State Space Representation

We have now obtained 4 coupled ODEs that needs to be uncoupled to obtain a SSR.

\[\begin{cases} \ddot{x} - \frac{ml}{M+m} \cos{\phi} \ddot{\phi} = - \frac{ml}{M+m} \sin{\phi} \dot{\phi}^2 - \frac{1}{M+m} \sin{\theta} (f_1 +f_2) \\ \ddot{z} - \frac{ml}{M+m} \sin{\phi} \ddot{\phi} = \frac{ml}{M+m} \cos{\phi} \dot{\phi}^2 -g + \frac{1}{M+m} \cos{\theta} (f_1 +f_2) \\ \ddot{\theta} = \frac{L}{J}(-f_1+f_2) \\ \ddot{\phi} -\frac{ml}{j+ml^2}\left( \ddot{x} \cos{\phi} + (\ddot{z} + g) \sin{\phi} \right) = 0 \end{cases}\]
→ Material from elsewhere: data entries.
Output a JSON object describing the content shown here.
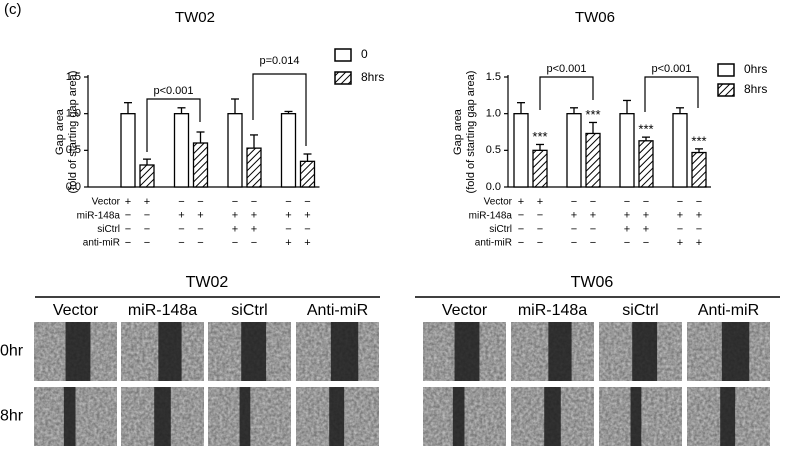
{
  "panel_label": "(c)",
  "chart_data": [
    {
      "type": "bar",
      "title": "TW02",
      "ylabel": [
        "Gap area",
        "(fold of starting gap area)"
      ],
      "ylim": [
        0,
        1.5
      ],
      "yticks": [
        {
          "value": 0,
          "label": "0.0"
        },
        0.5,
        {
          "value": 1,
          "label": "1.0"
        },
        1.5
      ],
      "series": [
        {
          "name": "0",
          "color": "#000000",
          "hatch": false,
          "values": [
            1.0,
            1.0,
            1.0,
            1.0
          ],
          "errors": [
            0.15,
            0.08,
            0.2,
            0.03
          ]
        },
        {
          "name": "8hrs",
          "color": "#000000",
          "hatch": true,
          "values": [
            0.3,
            0.6,
            0.53,
            0.35
          ],
          "errors": [
            0.08,
            0.15,
            0.18,
            0.1
          ]
        }
      ],
      "annotations": [
        "p<0.001",
        "p=0.014"
      ],
      "treatments": [
        {
          "label": "Vector",
          "signs": [
            "+",
            "+",
            "−",
            "−",
            "−",
            "−",
            "−",
            "−"
          ]
        },
        {
          "label": "miR-148a",
          "signs": [
            "−",
            "−",
            "+",
            "+",
            "+",
            "+",
            "+",
            "+"
          ]
        },
        {
          "label": "siCtrl",
          "signs": [
            "−",
            "−",
            "−",
            "−",
            "+",
            "+",
            "−",
            "−"
          ]
        },
        {
          "label": "anti-miR",
          "signs": [
            "−",
            "−",
            "−",
            "−",
            "−",
            "−",
            "+",
            "+"
          ]
        }
      ]
    },
    {
      "type": "bar",
      "title": "TW06",
      "ylabel": [
        "Gap area",
        "(fold of starting gap area)"
      ],
      "ylim": [
        0,
        1.5
      ],
      "yticks": [
        {
          "value": 0,
          "label": "0.0"
        },
        0.5,
        {
          "value": 1,
          "label": "1.0"
        },
        1.5
      ],
      "series": [
        {
          "name": "0hrs",
          "color": "#000000",
          "hatch": false,
          "values": [
            1.0,
            1.0,
            1.0,
            1.0
          ],
          "errors": [
            0.15,
            0.08,
            0.18,
            0.08
          ]
        },
        {
          "name": "8hrs",
          "color": "#000000",
          "hatch": true,
          "values": [
            0.5,
            0.73,
            0.63,
            0.47
          ],
          "errors": [
            0.08,
            0.15,
            0.05,
            0.05
          ],
          "markers": [
            "***",
            "***",
            "***",
            "***"
          ]
        }
      ],
      "annotations": [
        "p<0.001",
        "p<0.001"
      ],
      "treatments": [
        {
          "label": "Vector",
          "signs": [
            "+",
            "+",
            "−",
            "−",
            "−",
            "−",
            "−",
            "−"
          ]
        },
        {
          "label": "miR-148a",
          "signs": [
            "−",
            "−",
            "+",
            "+",
            "+",
            "+",
            "+",
            "+"
          ]
        },
        {
          "label": "siCtrl",
          "signs": [
            "−",
            "−",
            "−",
            "−",
            "+",
            "+",
            "−",
            "−"
          ]
        },
        {
          "label": "anti-miR",
          "signs": [
            "−",
            "−",
            "−",
            "−",
            "−",
            "−",
            "+",
            "+"
          ]
        }
      ]
    }
  ],
  "image_panels": [
    {
      "title": "TW02",
      "columns": [
        "Vector",
        "miR-148a",
        "siCtrl",
        "Anti-miR"
      ],
      "rows": [
        "0hr",
        "8hr"
      ]
    },
    {
      "title": "TW06",
      "columns": [
        "Vector",
        "miR-148a",
        "siCtrl",
        "Anti-miR"
      ],
      "rows": [
        "0hr",
        "8hr"
      ]
    }
  ]
}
The above can be matricially rewritten as a linear system: \(\begin{pmatrix} 1 & 0 & 0 & a \\ 0 & 1 & 0 & b \\ 0 & 0 & 1 & 0 \\ c & d & 0 & 1 \end{pmatrix} \begin{pmatrix} \ddot{x}\\ \ddot{z} \\ \ddot{\theta} \\ \ddot{\phi} \end{pmatrix} = \begin{pmatrix} e \\ f \\ g \\ h \end{pmatrix}\)

The system has full rank ( \(det(A) = 1\) ).